Het oudste liefdesverhaal


Het verhaal is al eeuwenoud en toch heeft het zijn schoonheid weten te bewaren doorheen alle jaren zonder enige invloed van de tand des tijds…

Ze had hemelsblauwe ogen, van het soort waar elke man met plezier in zou verdrinken. Volle, helderrode lippen die om een zoete aanraking vroegen en goudkleurige haren die het hele plaatje vervolmaakten. Haar lach deed de rozen die haar schoonheid weerspiegelden openbloeien en een tedere aanraking van haar zachte huid deed ieders hart sneller slaan…

Iedereen was het erover eens, ze was bestemd voor een huwelijk met de edelste der edelen, de groten der aarde konden niet anders dan een plaatsje in hun hart hebben voor haar volmaakte schoonheid.
Doch, het lot besloot haar toekomst over te laten aan de keuze van haar hart, haar hart dat zijn keuze reeds gemaakt had, op een vroege morgen in maart, toen de zon net was gewekt door het gekrijs van de meeuwen die het parelwitte strand bevolkten…

Het was daar dat het gevoel van liefde haar hart vervulde van blijdschap en haar ogen meer dan ooit liet stralen van geluk. Zijn bruine ogen, ogen die konden liefhebben en verachten, koesteren en vernietigen, maakten dat ze trilde op haar benen, dat haar hart sneller ging slaan en ze meer straalde dan ooit te voren.

Hij, een bruingebronsde zeeman, en zij, een sirene van het vaste land, nooit had een liefde zo vervuld van pure schoonheid geleken.

Hij schonk haar een eeuwigbloeiende roos, eeuwigbloeiend als hun liefde, uniek in zijn soort.

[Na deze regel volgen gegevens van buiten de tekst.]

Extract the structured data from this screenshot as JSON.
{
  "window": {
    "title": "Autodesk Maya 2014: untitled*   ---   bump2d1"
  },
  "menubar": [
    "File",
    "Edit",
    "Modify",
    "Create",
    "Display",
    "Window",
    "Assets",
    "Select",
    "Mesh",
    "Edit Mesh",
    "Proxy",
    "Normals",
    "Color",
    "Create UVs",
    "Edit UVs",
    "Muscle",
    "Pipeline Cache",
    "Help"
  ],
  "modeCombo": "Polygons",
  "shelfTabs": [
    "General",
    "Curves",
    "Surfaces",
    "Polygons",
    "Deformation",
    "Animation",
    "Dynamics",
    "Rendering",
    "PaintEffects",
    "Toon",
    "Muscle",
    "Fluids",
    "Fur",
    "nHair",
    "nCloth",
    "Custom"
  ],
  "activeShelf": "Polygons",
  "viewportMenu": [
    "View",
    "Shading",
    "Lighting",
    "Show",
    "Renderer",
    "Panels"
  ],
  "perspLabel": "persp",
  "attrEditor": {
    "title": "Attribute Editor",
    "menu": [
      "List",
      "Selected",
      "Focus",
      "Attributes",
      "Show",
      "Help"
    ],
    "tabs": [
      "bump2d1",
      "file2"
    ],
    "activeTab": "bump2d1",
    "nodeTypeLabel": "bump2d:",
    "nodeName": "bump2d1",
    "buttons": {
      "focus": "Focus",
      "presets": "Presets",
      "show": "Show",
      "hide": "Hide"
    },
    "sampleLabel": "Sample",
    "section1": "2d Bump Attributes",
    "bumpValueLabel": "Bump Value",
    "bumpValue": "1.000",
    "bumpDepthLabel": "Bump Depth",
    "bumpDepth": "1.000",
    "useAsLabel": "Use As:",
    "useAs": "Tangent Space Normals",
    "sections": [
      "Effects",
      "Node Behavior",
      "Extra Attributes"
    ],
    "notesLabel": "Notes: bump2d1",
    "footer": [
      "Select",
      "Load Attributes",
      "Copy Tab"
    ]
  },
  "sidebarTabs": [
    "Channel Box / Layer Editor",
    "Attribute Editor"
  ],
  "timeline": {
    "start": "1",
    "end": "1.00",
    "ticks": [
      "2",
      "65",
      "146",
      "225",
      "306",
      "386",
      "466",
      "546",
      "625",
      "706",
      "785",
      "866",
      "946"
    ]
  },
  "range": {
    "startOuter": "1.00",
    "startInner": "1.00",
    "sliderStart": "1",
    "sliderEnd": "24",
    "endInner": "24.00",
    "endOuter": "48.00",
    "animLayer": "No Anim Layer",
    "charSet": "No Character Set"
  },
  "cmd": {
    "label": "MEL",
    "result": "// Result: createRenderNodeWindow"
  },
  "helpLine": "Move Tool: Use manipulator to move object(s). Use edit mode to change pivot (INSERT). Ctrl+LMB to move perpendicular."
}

En steeds als de zee hem bij haar vandaan voerde, hoefde ze maar naar de roos te kijken om te weten dat alles goed ging met haar geliefde en dat hun liefde zelfs de zwaarste zeestormen zou doorstaan. De tijd verstreek en de wereld bestond slechts uit hun alles overwoekerende liefde, al zou deze liefde verstoord worden door grillen van het lot…

De dag was hemels begonnen, een wolkloze hemel was het decor voor een feest van gouden zonnestralen, ergens in de verte klonk het gekweel van de meeuwen. Zij stond op een rots nabij het water om haar geliefde veilig weder bij haar te zien keren. Doch, zij stond daar eindeloos te wachten, en hoe ze ook hoopte, hoe vurig haar verlangens ook waren, het schip zag ze nimmer wederkeren…

Een eeuwigheid ging voorbij en eenzaam bleef ze staan op de rots, haar blik naar de allesversmachtende zee gericht, niet de wind, niet de regen, niet de krachtige oceaanstormen konden haar van haar eeuwige ankerplaats weerhouden.

Zo bleef ze wachten op de terugkeer van haar zielsverwant, het deel dat haar leven vervolledigde. Tot de dag kwam, de dag waarop haar eeuwig vuur doofde, de dag dat haar dromen vervaagden en haar wensen ontgrondden.